Criteo S.A. has received a "FOR" recommendation from two major proxy advisory firms, Glass Lewis & Co. and Institutional Shareholder Services (ISS), to approve the company’s proposed conversion of its legal domicile from France to Luxembourg and the replacement of its American Depositary Shares with ordinary shares that will be listed directly on Nasdaq.
The redomiciliation plan, which is slated for completion in the third quarter of 2026, would streamline Criteo’s corporate structure, eliminate the fees and regulatory complexity associated with ADSs, and broaden access to U.S. investors and passive capital. The change is also intended to position the company for potential inclusion in U.S. stock indices and to enhance capital‑management flexibility, including share‑repurchase and treasury‑share programs.
Criteo’s most recent quarterly results, released on February 11 2026, showed a 2% year‑over‑year decline in revenue to $541 million and a 27% drop in diluted earnings per share to $0.90. Full‑year 2025 revenue rose 1% to $1.9 billion, while net income increased 39% to $149 million and diluted EPS climbed to $2.64. The revenue dip was largely attributed to scope changes with two key retail‑media clients, which reduced the company’s top‑line contribution in that segment.

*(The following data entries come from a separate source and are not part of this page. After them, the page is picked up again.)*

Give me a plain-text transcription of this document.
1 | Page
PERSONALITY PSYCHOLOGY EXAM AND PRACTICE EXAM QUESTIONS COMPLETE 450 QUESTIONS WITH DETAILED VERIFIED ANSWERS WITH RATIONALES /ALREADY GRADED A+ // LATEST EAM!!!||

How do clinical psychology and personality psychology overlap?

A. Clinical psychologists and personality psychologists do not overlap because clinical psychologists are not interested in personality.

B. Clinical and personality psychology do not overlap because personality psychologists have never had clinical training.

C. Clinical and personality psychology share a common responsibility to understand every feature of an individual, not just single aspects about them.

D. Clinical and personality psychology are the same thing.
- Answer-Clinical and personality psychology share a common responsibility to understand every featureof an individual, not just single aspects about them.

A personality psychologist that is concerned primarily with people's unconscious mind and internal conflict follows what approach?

Management highlighted that the 2025 earnings miss was driven by the client scope reductions, while the modest full‑year revenue growth reflected resilience in other business lines. The company’s guidance for 2026 indicates that contribution ex‑TAC growth will be flat to 2% at constant currency, with an adjusted EBITDA margin of 32% to 34%. Management expects the first quarter of 2026 to be the low point, with contribution ex‑TAC between $245 million and $250 million, and cites a $75 million headwind from the retail‑media client scope reductions.

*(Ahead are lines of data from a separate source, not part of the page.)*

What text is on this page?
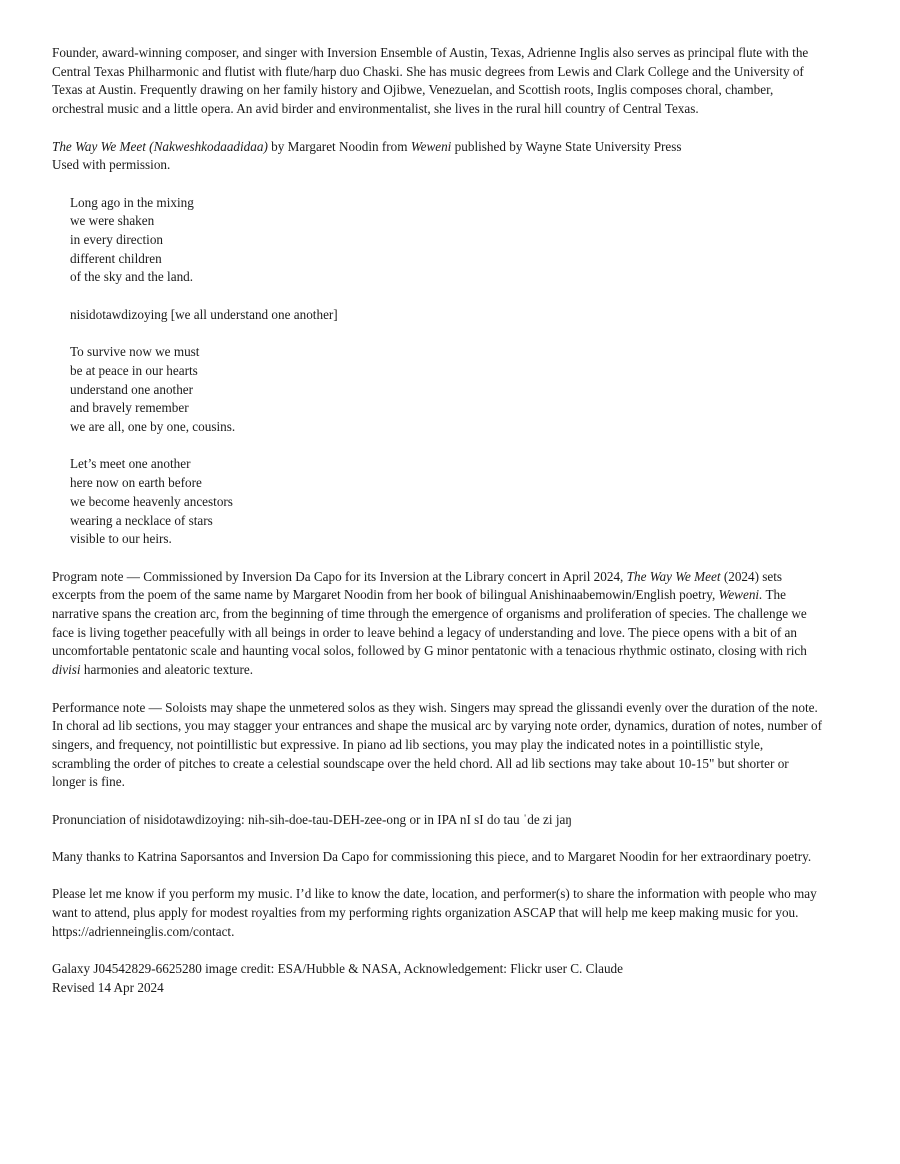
Founder, award-winning composer, and singer with Inversion Ensemble of Austin, Texas, Adrienne Inglis also serves as principal flute with the Central Texas Philharmonic and flutist with flute/harp duo Chaski. She has music degrees from Lewis and Clark College and the University of Texas at Austin. Frequently drawing on her family history and Ojibwe, Venezuelan, and Scottish roots, Inglis composes choral, chamber, orchestral music and a little opera. An avid birder and environmentalist, she lives in the rural hill country of Central Texas.

The Way We Meet (Nakweshkodaadidaa) by Margaret Noodin from Weweni published by Wayne State University Press
Used with permission.

Long ago in the mixing
we were shaken
in every direction
different children
of the sky and the land.
nisidotawdizoying [we all understand one another]
To survive now we must
be at peace in our hearts
understand one another
and bravely remember
we are all, one by one, cousins.
Let’s meet one another
here now on earth before
we become heavenly ancestors
wearing a necklace of stars
visible to our heirs.

Program note — Commissioned by Inversion Da Capo for its Inversion at the Library concert in April 2024, The Way We Meet (2024) sets excerpts from the poem of the same name by Margaret Noodin from her book of bilingual Anishinaabemowin/English poetry, Weweni. The narrative spans the creation arc, from the beginning of time through the emergence of organisms and proliferation of species. The challenge we face is living together peacefully with all beings in order to leave behind a legacy of understanding and love. The piece opens with a bit of an uncomfortable pentatonic scale and haunting vocal solos, followed by G minor pentatonic with a tenacious rhythmic ostinato, closing with rich divisi harmonies and aleatoric texture.

Performance note — Soloists may shape the unmetered solos as they wish. Singers may spread the glissandi evenly over the duration of the note. In choral ad lib sections, you may stagger your entrances and shape the musical arc by varying note order, dynamics, duration of notes, number of singers, and frequency, not pointillistic but expressive. In piano ad lib sections, you may play the indicated notes in a pointillistic style, scrambling the order of pitches to create a celestial soundscape over the held chord. All ad lib sections may take about 10-15" but shorter or longer is fine.

Pronunciation of nisidotawdizoying: nih-sih-doe-tau-DEH-zee-ong or in IPA nI sI do tau ˈde zi jaŋ

Many thanks to Katrina Saporsantos and Inversion Da Capo for commissioning this piece, and to Margaret Noodin for her extraordinary poetry.

Please let me know if you perform my music. I’d like to know the date, location, and performer(s) to share the information with people who may want to attend, plus apply for modest royalties from my performing rights organization ASCAP that will help me keep making music for you. https://adrienneinglis.com/contact.

Galaxy J04542829-6625280 image credit: ESA/Hubble & NASA, Acknowledgement: Flickr user C. Claude
Revised 14 Apr 2024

CEO Michael Komasinski emphasized Criteo’s focus on AI‑driven commerce, describing the platform as “the AI‑driven commerce intelligence and orchestration platform across an increasingly complex ecosystem.” CFO Sarah Glickman underscored the company’s robust margins and cash flow, noting confidence in long‑term shareholder value and the strategic importance of share‑repurchase programs.

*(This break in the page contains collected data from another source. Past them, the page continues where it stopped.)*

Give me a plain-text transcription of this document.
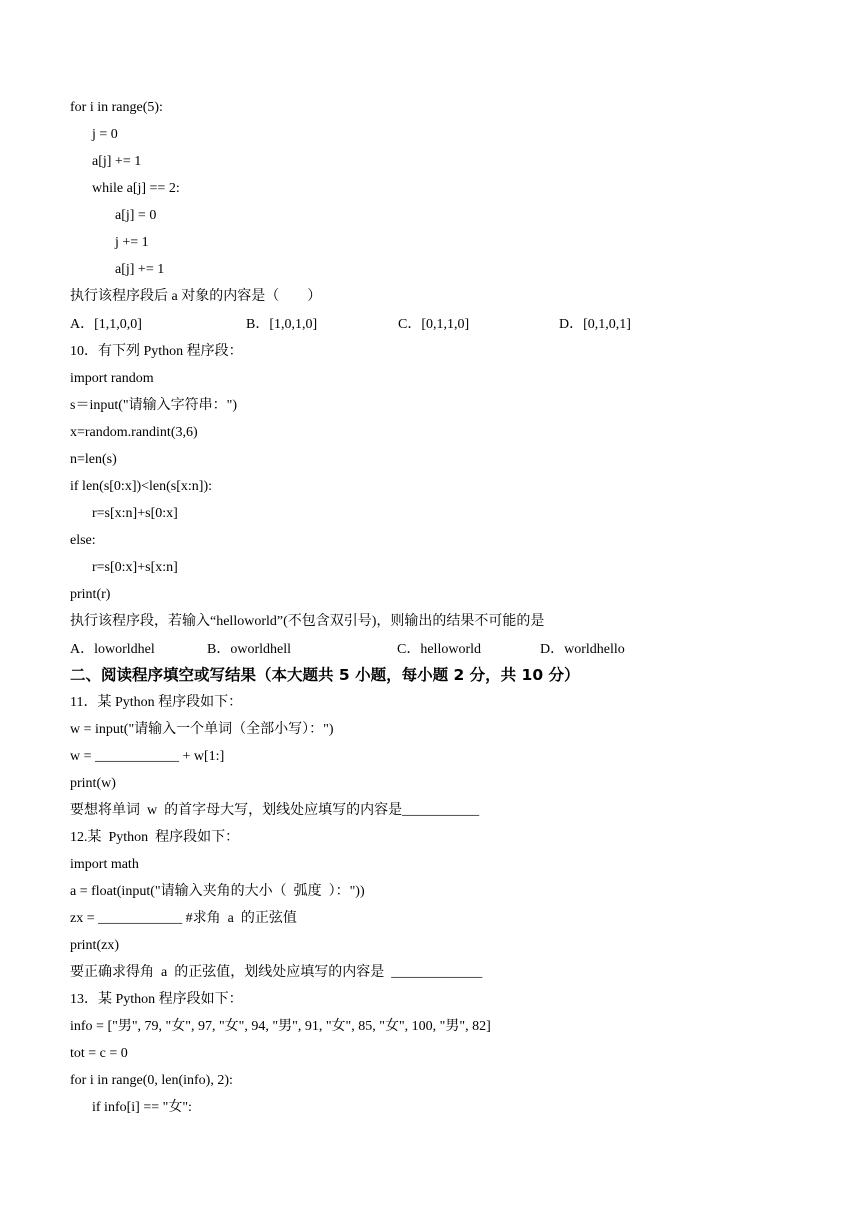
for i in range(5):
j = 0
a[j] += 1
while a[j] == 2:
a[j] = 0
j += 1
a[j] += 1
执行该程序段后 a 对象的内容是（　　）
A．[1,1,0,0]	B．[1,0,1,0]	C．[0,1,1,0]	D．[0,1,0,1]
10．有下列 Python 程序段：
import random
s＝input("请输入字符串：")
x=random.randint(3,6)
n=len(s)
if len(s[0:x])<len(s[x:n]):
r=s[x:n]+s[0:x]
else:
r=s[0:x]+s[x:n]
print(r)
执行该程序段，若输入“helloworld”(不包含双引号)，则输出的结果不可能的是
A．loworldhel	B．oworldhell	C．helloworld	D．worldhello
二、阅读程序填空或写结果（本大题共 5 小题，每小题 2 分，共 10 分）
11．某 Python 程序段如下：
w = input("请输入一个单词（全部小写）：")
w = ____________ + w[1:]
print(w)
要想将单词  w  的首字母大写，划线处应填写的内容是___________
12.某  Python  程序段如下：
import math
a = float(input("请输入夹角的大小（  弧度  ）："))
zx = ____________ #求角  a  的正弦值
print(zx)
要正确求得角  a  的正弦值，划线处应填写的内容是  _____________
13．某 Python 程序段如下：
info = ["男", 79, "女", 97, "女", 94, "男", 91, "女", 85, "女", 100, "男", 82]
tot = c = 0
for i in range(0, len(info), 2):
if info[i] == "女":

Market reaction to the earnings release was mixed. As of February 13 2026, Criteo’s stock had declined nearly 59% over the past year. Analyst price targets at that time ranged from $30 to $35, with some firms lowering their targets in light of the cautious 2026 guidance and the earnings miss.
The redomiciliation proposal is part of a broader strategy to align Criteo with U.S. capital‑market practices, simplify its corporate structure, and enhance its ability to attract investment and manage capital. By moving its legal domicile to Luxembourg and listing ordinary shares on Nasdaq, the company aims to reduce administrative costs, improve capital‑raising flexibility, and broaden its investor base.
The shareholder vote on the redomiciliation and related proposals is scheduled for February 27 2026. Shareholders will decide whether to approve the conversion of the company’s legal domicile and the change in share listing structure.